Ein forschungsgeschichtlicher Beitrag macht den Anfang: "Martin Noths ,Überlieferungsgeschichtliche Studien' und die Theologie des Alten Testaments" (11-28). Erst durch Noth "erhielt das DtrG einen eigenständigen Platz in der alttestamentlichen Theologie". Starkes Echo fand besonders seine Deutung, "das DtrG sei nach 587 als theologische Erklärung dieser Katastrophe entstanden" (26).

Drei Studien sind dem Dekalog gewidmet.

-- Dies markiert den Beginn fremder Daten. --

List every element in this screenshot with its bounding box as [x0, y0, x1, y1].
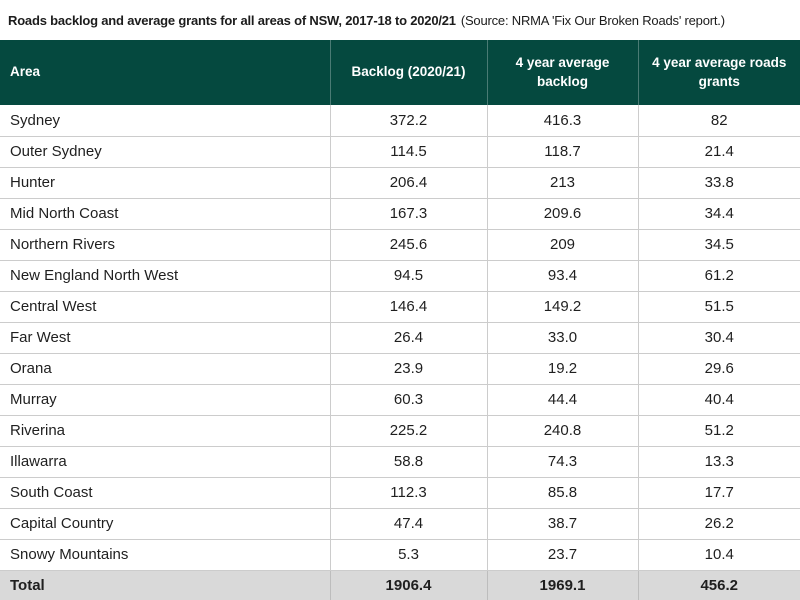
title-text: Roads backlog and average grants for all…: [8, 12, 456, 28]
value-cell: 5.3: [329, 539, 487, 571]
total-backlog: 1906.4: [329, 569, 487, 600]
table-row: South Coast 112.3 85.8 17.7: [0, 477, 800, 509]
area-cell: Riverina: [0, 415, 330, 447]
value-cell: 61.2: [637, 260, 800, 292]
column-header-backlog: Backlog (2020/21): [329, 40, 487, 105]
area-cell: Sydney: [0, 105, 330, 137]
value-cell: 38.7: [486, 508, 638, 540]
value-cell: 19.2: [486, 353, 638, 385]
area-cell: Mid North Coast: [0, 198, 330, 230]
title-source-note: (Source: NRMA 'Fix Our Broken Roads' rep…: [460, 12, 725, 28]
value-cell: 13.3: [637, 446, 800, 478]
value-cell: 85.8: [486, 477, 638, 509]
area-cell: Central West: [0, 291, 330, 323]
value-cell: 26.4: [329, 322, 487, 354]
table-body: Sydney 372.2 416.3 82 Outer Sydney 114.5 118.7…: [0, 105, 800, 571]
area-cell: Northern Rivers: [0, 229, 330, 261]
value-cell: 40.4: [637, 384, 800, 416]
value-cell: 44.4: [486, 384, 638, 416]
column-header-area: Area: [0, 40, 330, 105]
value-cell: 112.3: [329, 477, 487, 509]
table-row: Murray 60.3 44.4 40.4: [0, 384, 800, 416]
value-cell: 23.9: [329, 353, 487, 385]
value-cell: 118.7: [486, 136, 638, 168]
value-cell: 51.5: [637, 291, 800, 323]
value-cell: 34.4: [637, 198, 800, 230]
data-table: Area Backlog (2020/21) 4 year average ba…: [0, 40, 800, 600]
total-avg-backlog: 1969.1: [486, 569, 638, 600]
total-label: Total: [0, 569, 330, 600]
value-cell: 74.3: [486, 446, 638, 478]
value-cell: 114.5: [329, 136, 487, 168]
value-cell: 372.2: [329, 105, 487, 137]
table-row: Far West 26.4 33.0 30.4: [0, 322, 800, 354]
table-row: Orana 23.9 19.2 29.6: [0, 353, 800, 385]
table-row: Central West 146.4 149.2 51.5: [0, 291, 800, 323]
value-cell: 33.0: [486, 322, 638, 354]
value-cell: 47.4: [329, 508, 487, 540]
value-cell: 26.2: [637, 508, 800, 540]
table-row: Mid North Coast 167.3 209.6 34.4: [0, 198, 800, 230]
area-cell: Orana: [0, 353, 330, 385]
value-cell: 60.3: [329, 384, 487, 416]
value-cell: 51.2: [637, 415, 800, 447]
table-row: Sydney 372.2 416.3 82: [0, 105, 800, 137]
value-cell: 93.4: [486, 260, 638, 292]
value-cell: 149.2: [486, 291, 638, 323]
value-cell: 30.4: [637, 322, 800, 354]
value-cell: 167.3: [329, 198, 487, 230]
table-header: Area Backlog (2020/21) 4 year average ba…: [0, 40, 800, 105]
column-header-avg-backlog: 4 year average backlog: [486, 40, 638, 105]
area-cell: Snowy Mountains: [0, 539, 330, 571]
table-row: Illawarra 58.8 74.3 13.3: [0, 446, 800, 478]
column-header-avg-grants: 4 year average roads grants: [637, 40, 800, 105]
table-row: Outer Sydney 114.5 118.7 21.4: [0, 136, 800, 168]
value-cell: 82: [637, 105, 800, 137]
value-cell: 23.7: [486, 539, 638, 571]
table-row: Hunter 206.4 213 33.8: [0, 167, 800, 199]
table-row: Riverina 225.2 240.8 51.2: [0, 415, 800, 447]
value-cell: 58.8: [329, 446, 487, 478]
value-cell: 33.8: [637, 167, 800, 199]
value-cell: 240.8: [486, 415, 638, 447]
page-title: Roads backlog and average grants for all…: [0, 0, 800, 40]
value-cell: 34.5: [637, 229, 800, 261]
total-avg-grants: 456.2: [637, 569, 800, 600]
area-cell: Murray: [0, 384, 330, 416]
total-row: Total 1906.4 1969.1 456.2: [0, 569, 800, 600]
value-cell: 146.4: [329, 291, 487, 323]
area-cell: Hunter: [0, 167, 330, 199]
value-cell: 225.2: [329, 415, 487, 447]
area-cell: Illawarra: [0, 446, 330, 478]
value-cell: 206.4: [329, 167, 487, 199]
value-cell: 213: [486, 167, 638, 199]
table-footer: Total 1906.4 1969.1 456.2: [0, 569, 800, 600]
value-cell: 21.4: [637, 136, 800, 168]
value-cell: 29.6: [637, 353, 800, 385]
value-cell: 94.5: [329, 260, 487, 292]
table-row: New England North West 94.5 93.4 61.2: [0, 260, 800, 292]
value-cell: 209: [486, 229, 638, 261]
table-row: Northern Rivers 245.6 209 34.5: [0, 229, 800, 261]
header-row: Area Backlog (2020/21) 4 year average ba…: [0, 40, 800, 105]
value-cell: 416.3: [486, 105, 638, 137]
area-cell: Capital Country: [0, 508, 330, 540]
value-cell: 10.4: [637, 539, 800, 571]
value-cell: 17.7: [637, 477, 800, 509]
area-cell: Far West: [0, 322, 330, 354]
value-cell: 209.6: [486, 198, 638, 230]
value-cell: 245.6: [329, 229, 487, 261]
table-row: Snowy Mountains 5.3 23.7 10.4: [0, 539, 800, 571]
area-cell: New England North West: [0, 260, 330, 292]
area-cell: South Coast: [0, 477, 330, 509]
table-row: Capital Country 47.4 38.7 26.2: [0, 508, 800, 540]
area-cell: Outer Sydney: [0, 136, 330, 168]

Die erste, "Der Dekalog bei Luther und in der heutigen Wissenschaft" (29-47), stellt der Auslegung Luthers die Ergebnisse der historischen Exegese gegenüber. Die zentrale Stellung, die der Dekalog bei Luther einnimmt, ist auch exegetisch begründbar. Das gilt für die Deutung als "lex naturae" ebenso wie für das Gewicht des Ersten Gebots. Sogar die Anwendung auf den Hausvater, der die Gebote "seinem Gesinde einfältiglich furhalten soll", stimmt mit der Herkunft des apodiktischen Rechts aus dem Sippenethos überein. Die Studie: "Das dritte Gebot (Namenverbot) im Lichte einer ägyptischen Parallele" (48-60) weist anhand des Bittgebets des Nefer'abu aus Der el-Medina aus der 19. Dynastie nach, dass die traditionelle jüdische Auffassung, das Gebot verbiete den Meineid, die zutreffende ist. In "Die Propheten und das Alter des Sabbatgebots" (61-75) überprüft Veijola an den prophetischen Büchern die These, der Sabbat sei in vorexilischer Zeit wie der babylonische sapattum der Vollmondtag gewesen. Ergebnis: Alle Erwähnungen, die den Ruhetag-Sabbat im Sinne des Dekalogs voraussetzen, sind spät (auch Am 8,5!).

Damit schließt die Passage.